Em Falando sobre Árvores, a dimensão política dessa invenção de imaginários sociais é mais evidente. Suleiman Ibrahim, Ibrahim Shaddad, Altayeb Mahdi são cineastas integrantes do Sudanese Film Group. No final dos anos 1990, o coletivo que publicou a Revista Cinema no Sudão fundou o grupo para atuar em várias áreas do cinema, da produção, exibição e ensino. O grupo teve as suas atividades encerradas no mesmo ano por motivos políticos e, em 2005, conseguiu se registrar novamente. No filme de Gasmelbari, nossos três heróis, já imortais, em meio a memórias e conversas, tentam reativar o cinema do antigo grupo e realizar uma exibição para a comunidade.
“This is my life. There’s nothing else”. A frase de Gloria Swanson em Crepúsculo dos Deuses dá o tom da trajetória dos cineastas.
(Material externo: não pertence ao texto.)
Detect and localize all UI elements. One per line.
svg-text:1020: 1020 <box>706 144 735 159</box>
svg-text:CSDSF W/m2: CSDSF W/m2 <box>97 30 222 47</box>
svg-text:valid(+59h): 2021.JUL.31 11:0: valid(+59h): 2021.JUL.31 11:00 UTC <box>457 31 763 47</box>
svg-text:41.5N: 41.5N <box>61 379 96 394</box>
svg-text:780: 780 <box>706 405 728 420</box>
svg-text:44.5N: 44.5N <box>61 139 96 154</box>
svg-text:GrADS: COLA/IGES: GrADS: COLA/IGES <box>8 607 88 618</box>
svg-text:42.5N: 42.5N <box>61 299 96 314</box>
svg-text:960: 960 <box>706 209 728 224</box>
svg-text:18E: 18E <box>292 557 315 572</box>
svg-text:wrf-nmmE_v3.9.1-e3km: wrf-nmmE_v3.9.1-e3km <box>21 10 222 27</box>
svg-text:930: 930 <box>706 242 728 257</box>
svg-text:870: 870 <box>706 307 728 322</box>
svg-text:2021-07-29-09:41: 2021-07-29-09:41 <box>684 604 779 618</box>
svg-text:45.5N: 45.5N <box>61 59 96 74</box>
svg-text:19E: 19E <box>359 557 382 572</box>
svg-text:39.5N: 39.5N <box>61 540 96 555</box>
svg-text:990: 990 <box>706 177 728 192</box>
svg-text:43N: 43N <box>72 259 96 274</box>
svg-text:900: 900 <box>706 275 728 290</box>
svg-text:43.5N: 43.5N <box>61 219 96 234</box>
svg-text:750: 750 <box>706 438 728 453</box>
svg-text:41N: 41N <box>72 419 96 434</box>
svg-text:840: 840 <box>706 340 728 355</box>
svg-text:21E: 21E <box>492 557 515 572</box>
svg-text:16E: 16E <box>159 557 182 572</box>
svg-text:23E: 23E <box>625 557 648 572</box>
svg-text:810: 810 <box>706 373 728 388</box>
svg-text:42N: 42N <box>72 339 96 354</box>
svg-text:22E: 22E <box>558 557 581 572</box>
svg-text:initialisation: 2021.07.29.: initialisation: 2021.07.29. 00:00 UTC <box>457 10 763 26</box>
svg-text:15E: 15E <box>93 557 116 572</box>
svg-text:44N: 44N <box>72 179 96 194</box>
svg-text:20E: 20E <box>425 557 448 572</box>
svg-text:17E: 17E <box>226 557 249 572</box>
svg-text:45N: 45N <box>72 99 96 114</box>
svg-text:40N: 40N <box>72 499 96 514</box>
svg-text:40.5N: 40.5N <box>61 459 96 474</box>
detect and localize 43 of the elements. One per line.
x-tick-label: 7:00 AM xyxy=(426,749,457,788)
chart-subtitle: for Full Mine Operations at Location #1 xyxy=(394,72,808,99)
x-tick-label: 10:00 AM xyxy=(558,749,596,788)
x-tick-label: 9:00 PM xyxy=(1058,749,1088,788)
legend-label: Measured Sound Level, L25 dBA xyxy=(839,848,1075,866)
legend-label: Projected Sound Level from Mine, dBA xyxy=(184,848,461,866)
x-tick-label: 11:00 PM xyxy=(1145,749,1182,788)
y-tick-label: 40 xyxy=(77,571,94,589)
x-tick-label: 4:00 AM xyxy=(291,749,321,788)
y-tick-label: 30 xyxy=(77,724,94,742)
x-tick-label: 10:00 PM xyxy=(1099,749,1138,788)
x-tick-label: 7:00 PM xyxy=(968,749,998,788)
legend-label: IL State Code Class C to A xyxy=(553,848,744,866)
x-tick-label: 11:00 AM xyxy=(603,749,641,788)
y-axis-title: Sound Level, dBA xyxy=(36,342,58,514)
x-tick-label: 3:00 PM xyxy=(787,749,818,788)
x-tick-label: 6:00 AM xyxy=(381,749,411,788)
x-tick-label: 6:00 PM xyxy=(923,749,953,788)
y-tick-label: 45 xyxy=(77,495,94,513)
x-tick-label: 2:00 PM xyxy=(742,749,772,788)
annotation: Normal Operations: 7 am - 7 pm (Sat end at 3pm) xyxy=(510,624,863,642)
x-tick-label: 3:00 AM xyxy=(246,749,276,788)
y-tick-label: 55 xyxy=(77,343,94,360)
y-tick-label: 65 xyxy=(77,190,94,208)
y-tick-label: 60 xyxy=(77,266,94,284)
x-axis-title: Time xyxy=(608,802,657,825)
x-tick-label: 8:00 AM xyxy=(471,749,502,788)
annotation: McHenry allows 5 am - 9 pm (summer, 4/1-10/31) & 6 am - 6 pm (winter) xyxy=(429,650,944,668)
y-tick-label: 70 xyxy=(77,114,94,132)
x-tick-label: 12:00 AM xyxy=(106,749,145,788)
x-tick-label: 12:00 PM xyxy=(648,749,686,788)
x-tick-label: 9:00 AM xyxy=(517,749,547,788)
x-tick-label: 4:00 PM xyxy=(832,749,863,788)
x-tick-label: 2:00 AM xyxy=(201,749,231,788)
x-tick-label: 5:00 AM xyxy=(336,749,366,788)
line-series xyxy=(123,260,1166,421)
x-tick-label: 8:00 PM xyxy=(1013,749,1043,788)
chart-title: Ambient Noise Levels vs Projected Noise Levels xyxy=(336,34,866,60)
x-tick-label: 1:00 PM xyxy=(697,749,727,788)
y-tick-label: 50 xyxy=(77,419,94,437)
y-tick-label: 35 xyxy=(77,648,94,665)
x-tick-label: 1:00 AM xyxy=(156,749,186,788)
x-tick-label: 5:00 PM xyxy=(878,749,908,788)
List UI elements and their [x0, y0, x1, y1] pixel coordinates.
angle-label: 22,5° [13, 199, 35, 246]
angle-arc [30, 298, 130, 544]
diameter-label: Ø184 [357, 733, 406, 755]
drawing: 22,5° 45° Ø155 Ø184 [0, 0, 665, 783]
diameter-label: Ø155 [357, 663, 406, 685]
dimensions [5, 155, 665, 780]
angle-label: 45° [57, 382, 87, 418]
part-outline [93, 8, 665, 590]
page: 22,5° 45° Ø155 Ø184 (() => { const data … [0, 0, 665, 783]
Vidas atravessadas pelo cinema que vão se revelando por meio de conversas telefônicas, baús abertos e trechos de filmes dos cineastas. O ritmo do filme acompanha o movimento dos personagens: noturno, lento, sábio, elegante e intenso. O ritmo de quem sabe o que fez, o que faz e o que ainda tem para fazer. Nas cenas diurnas, eles limpam o cinema que querem reabrir. Uma grande arena a céu aberto, em tons terrosos. O sino da igreja toca e reverbera no cinema: é um templo. Poroso a comunidade que o rodeia. Ao mesmo tempo, assistimos de forma assustadoramente material a interferência da religião naquele contexto. A materialidade do cinema: a poeira, o cimento, os corpos que o erguem. Ibrahim, Shaddad, Mahdi ficam pequenos diante da Grande Tela, ao mesmo tempo em que suas histórias têm o tamanho da história do cinema.
Uma árvore é plantada. Vida longa ao cinema sudanês. As três sementes que preparam as exibições de filmes para as novas gerações têm consciência do ciclo da vida e querem prolongar a sua estadia nesse mundo. O cinema atravessa as vidas, mas sobretudo atravessa a comunidade. Cria imagem, imaginário e história. Por isso a proibição. Já no final, o Ministério da Cultura não libera a exibição do filme no cinema reformado. Mas enquanto Charles Chaplin viver seus dramas, projetado em alguma parede, para uma plateia de crianças, eles continuarão a falar sobre árvores.
“No cinema sudanês o herói morre”, diz Ibrahim em entrevista à rádio local.. E continua: “o cinema morreu, mas não foi por motivos naturais. Foi um traidor que o matou”. Mas aprendemos com Supa Modo, que heróis não morrem. Quando o cinema dança entre as pessoas, tece relações, imagens e realidades compartilhadas, ele sempre vai sobreviver. Esse é o seu super poder.